Nasib Penyapu 'Residu' Doktrin Negara Gagal
Oleh : Redaksi
Kamis | 25-02-2016 | 08:00 WIB
gafatar.jpg
Para pengikut Gafatar asal Batam saat ditampung sementara di Asrama Haji Batam. (Foto: Ist)

DOKTRIN yang diajarkan dan disebarkan oleh para "founding father" Negara Gafatar, Gerakan Fajar Nusantara, kini menyisakan residu. Lalu, residu yang menyampah itu tidak saja bikin pusing, tapi juga menjengkelkan. Apa yang harus dilakukan untuk "melenyapkan" residu itu? Berikut catatan wartawan BATAMTODAY.COM mengenai tingkah-polah, sepak-terjang "residu" Gafatar itu di Batam. 


Suatu sore, seusai adzan asar. Beberapa orang dewasa bergerak menuju halaman masjid di Asrama Haji Batam Center. Mereka bergerak bersama dengan beberapa pria lainnya yang hendak menunaikan sholat asar. Sekelompok pria ini tidak menunjukkan gelagat akan menuju masjid untuk sholat. 

Pakaian mereka pun tidak menegaskan hal itu. Bukan pakaian orang hendak sholat. Bahkan, mereka menenteng bola. Tapi arah mereka sama, mengarah ke masjid. Ternyata, mereka memang bukan mau menunaikan sholat asar. Tapi...main bola!

Ya, mereka main bola di halaman masjid Asrama Haji Batam Center. Pas, di lokasi simulasi tawaf. Memang, di halaman masjid tersebut dibangun miniatur ka'bah, tempat umat Islam melakukan belajar manasik haji. Siapa mereka?

Itulah "residu" yang ditinggalkan oleh para founding father negara gagal bernama Gafatar itu.

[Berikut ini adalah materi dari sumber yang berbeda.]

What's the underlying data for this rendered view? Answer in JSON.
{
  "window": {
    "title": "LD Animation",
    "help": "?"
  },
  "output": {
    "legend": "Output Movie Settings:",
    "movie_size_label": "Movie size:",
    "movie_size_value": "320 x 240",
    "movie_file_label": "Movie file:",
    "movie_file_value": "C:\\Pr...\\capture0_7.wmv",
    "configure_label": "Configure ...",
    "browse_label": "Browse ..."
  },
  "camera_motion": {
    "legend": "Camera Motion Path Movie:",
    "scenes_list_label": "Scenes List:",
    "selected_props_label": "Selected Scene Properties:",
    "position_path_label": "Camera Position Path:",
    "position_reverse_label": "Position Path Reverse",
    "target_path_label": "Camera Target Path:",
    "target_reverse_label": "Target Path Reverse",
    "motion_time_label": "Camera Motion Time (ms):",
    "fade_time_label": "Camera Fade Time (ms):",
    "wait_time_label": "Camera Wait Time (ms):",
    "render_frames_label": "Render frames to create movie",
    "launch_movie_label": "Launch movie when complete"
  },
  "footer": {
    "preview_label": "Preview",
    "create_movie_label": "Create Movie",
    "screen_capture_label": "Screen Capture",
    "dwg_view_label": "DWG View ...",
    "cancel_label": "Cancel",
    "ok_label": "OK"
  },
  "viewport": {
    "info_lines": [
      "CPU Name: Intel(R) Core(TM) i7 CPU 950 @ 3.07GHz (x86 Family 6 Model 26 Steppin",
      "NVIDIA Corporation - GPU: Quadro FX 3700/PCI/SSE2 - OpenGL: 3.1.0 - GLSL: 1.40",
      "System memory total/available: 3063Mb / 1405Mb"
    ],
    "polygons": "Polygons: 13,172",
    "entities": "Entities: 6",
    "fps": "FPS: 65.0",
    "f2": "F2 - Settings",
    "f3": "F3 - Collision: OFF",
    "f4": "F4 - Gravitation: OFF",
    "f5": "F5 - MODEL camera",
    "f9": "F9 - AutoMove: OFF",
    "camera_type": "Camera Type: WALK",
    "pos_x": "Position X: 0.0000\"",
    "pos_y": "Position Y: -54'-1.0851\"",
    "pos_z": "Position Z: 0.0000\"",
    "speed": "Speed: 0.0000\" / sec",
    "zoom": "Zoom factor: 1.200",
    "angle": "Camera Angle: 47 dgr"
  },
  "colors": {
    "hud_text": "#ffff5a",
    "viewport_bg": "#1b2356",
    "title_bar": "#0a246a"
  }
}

Mereka menyampah di Asrama Haji Batam Center. Menjadi beban bagi Pemerintah Kota Batam di tengah anggaran yang dipangkas habis pemerintah pusat. Sementara itu, para pihak yang bertugas mengajak mereka kembali ke jalan yang benar, pun telah kehabisan stok kesabaran mengurusi "residu" itu.

"Mereka main bola di tempat manasik haji itu, di halaman masjid. Sudah ditegur dan diingatkan, jangan main bola di situ, orang lagi sholat. Tapi mereka bilang, kami kan tidak mengganggu orang sholat," tutur penanggung jawab Asrama Haji Batam kepada BATAMTODAY.COM. 

Tapi begitu diingatkan lebih tegas lagi, tutur pria yang enggan dikenal publik itu, mereka justru mengatakan, kita urus urusan masing-masing saja. 

Begitulah, sekelumit gambaran bagaimana tingkah-polah dan sepak-terjang sisa-sisa "residu" dari doktrin Gafatar itu di Batam. 

Memang, sebagai sebuah doktrin, Negara Gafatar,  sempat hadir menjadi aneka mimpi di kepala para pengikutnya. Hingga, mereka pun rela menjual semua aset-asetnya, untuk bersama-sama bergerak ke satu titik, Negara Karunia Tuhan. Negara yang akan mereka dirikan di Kalimantan itu. 

Kini, setelah doktrin pembentukan negara itu gagal, sedangkan aset-aset sudah terjual. Maka, yang harus menanggung beban ini adalah Pemerintah Kota Batam dan Pemerintah Provinsi Kepri. Sejak kepulangan mereka, Pemerintah Kota Batam menanggung biaya makan dan operasional lainnya. Tapi sampai kapan?

"Kita masih menunggu instruksi Gubernur, karena masih menjadi tugas dari Provinsi dan kita tidak ada anggaran," tegas Walikota Batam terpilih, H. Muhammad Rudi, Selasa, 23 Februari 2016 lalu. 

Tak hanya Rudi yang "lempar handuk". Pejabat dari Kementerian Agama (Kemenag) Batam juga demikian. Diperlukan kesabaran tingkat dewa untuk mengurusi "residu" itu. Segala teknik sudah dilakukan, hasilnya? Nol. Sampai akhirnya, semuanya memilih mundur teratur. 

Baca: Kemenag Batam 'Lempar Handuk' Soal Pembinaan Eks Anggota Gafatar

Begitulah, suka duka menjadi penyapu "residu" doktrin negara gagal terbentuk itu. Tapi, biar bagaimana pun, mereka adalah saudara kita semua. Mereka punya anak, istri dan keluarga. Mau tak mau, mereka tetap harus dirangkul. Kecuali, "residuk" doktrin yang masih tertinggal di kepala dan hati mereka itu saja yang harus dibersihkan.